Je n’ai pas d’enfant, mais j’ai deux enfants... - Les Radieuses

Je n’ai pas d’enfant, mais j’ai deux enfants…

Bien oui! Je suis à six mois de ma soixantaine et la vie a fait que je n’ai pas eu d’enfants, et ce, pour plusieurs raisons. Dans la vingtaine, j’étais bien que trop sur la go pour penser à ça et veut veut pas, ma mère répétait souvent que ce n’était pas facile d’avoir des enfants ma p’tite fille… ça reste dans l’subconscient, vous savez.

Il faut dire aussi que mon système reproducteur, ma machine à faire des bébés ne fonctionnait pas bien. La seule chose qui s’est rapprochée d’un bébé dans mon cas, c’est un gros kyste d’endométriose accroché à mon ovaire droit… En un rien de temps, le kyste gros comme une orange était rendu gros comme un pamplemousse et en m’ouvrant, il a eu le culot de se répandre partout, laissant le chirurgien avec beaucoup à faire parce que j’étais pleine d’adhérences… Ma saison de softball fût donc fallballet j’ai eu congé de balayeuse pendant 1 an… Ma pauvre Gaétane en a hérité! Résultat de tout ça, j’étais bien avertie, si je voulais avoir des enfants, fallait passer par les hormones et tout le kit qui pouvaient me donner la joie d’être mère de jumeaux, triplets, quadruplés, quintuplés… NOOOOON! Merci! Pas pour moi! Admettons que j’avais autre chose à faire, trop occupée par ma nouvelle vie jet set de reporter culturel et de recherchiste télé qui aimait voyager avec sa blonde au moins un mois par année… mais aussi, par les frasques de mon seul frère et mes parents qui le sortaient encore de la chnoute en jetant leur dévolu sur leur fille…ce n’est pas facile pantoute d’avoir des enfants ma p’tite fille…
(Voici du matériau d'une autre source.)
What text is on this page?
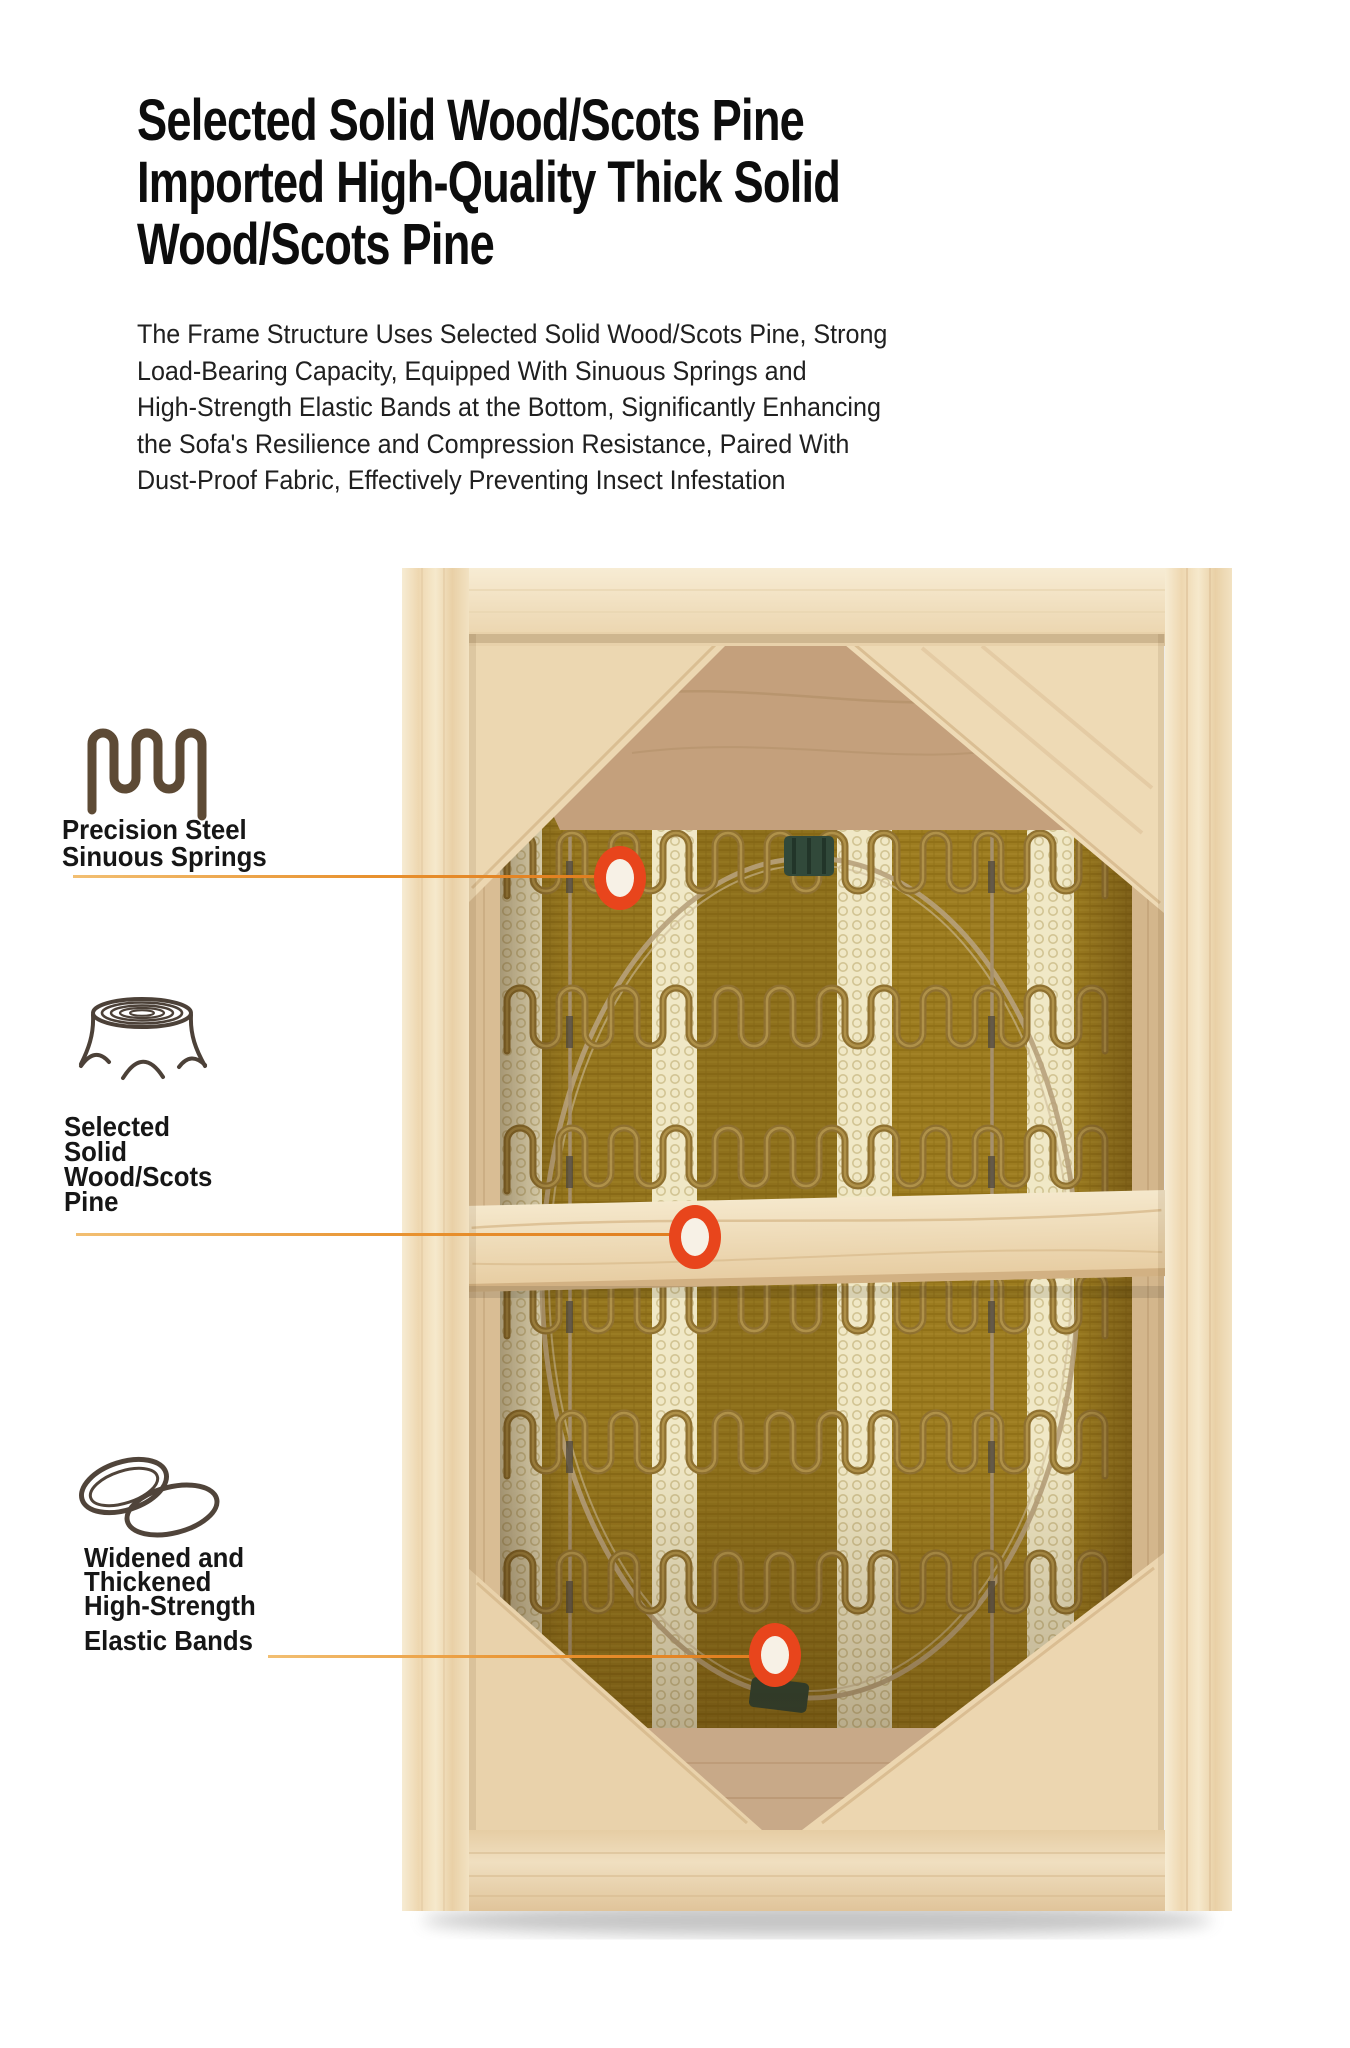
Selected Solid Wood/Scots Pine
Imported High-Quality Thick Solid
Wood/Scots Pine
The Frame Structure Uses Selected Solid Wood/Scots Pine, Strong
Load-Bearing Capacity, Equipped With Sinuous Springs and
High-Strength Elastic Bands at the Bottom, Significantly Enhancing
the Sofa's Resilience and Compression Resistance, Paired With
Dust-Proof Fabric, Effectively Preventing Insect Infestation
Precision Steel
Sinuous Springs
Selected
Solid
Wood/Scots
Pine
Widened and
Thickened
High-Strength
Elastic Bands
Une bonne dizaine d’années plus tard, ma conjointe Catherine voulait des enfants et a bien failli porter le bébé de mon ami de gars parce que de toute façon, je commençais à me faire plus vieille avec mon seul ovaire gauche endométriosé… La vie a fait que nous nous sommes séparées avant que le projet se concrétise et à bien y penser, je n’étais pas prête et j’aurais probablement eu quelques crises d’anxiété juste à penser que cet enfant pourrait arriver 10 minutes en retard de son couvre-feu à 20 h même s’il avait atteint l’âge de 18 ans! Ah oui! il devait bien y avoir aussi aussi l’annonce choc faite par mon frère de ses abus subis enfant sans qu’on le sache et qui allait le mener à l’automutilation et au désespoir de mes pauvres parents… Je crois sincèrement que mon père chéri en est mort…Ce n’est absolument pas facile d’avoir des enfants ma p’tite fille…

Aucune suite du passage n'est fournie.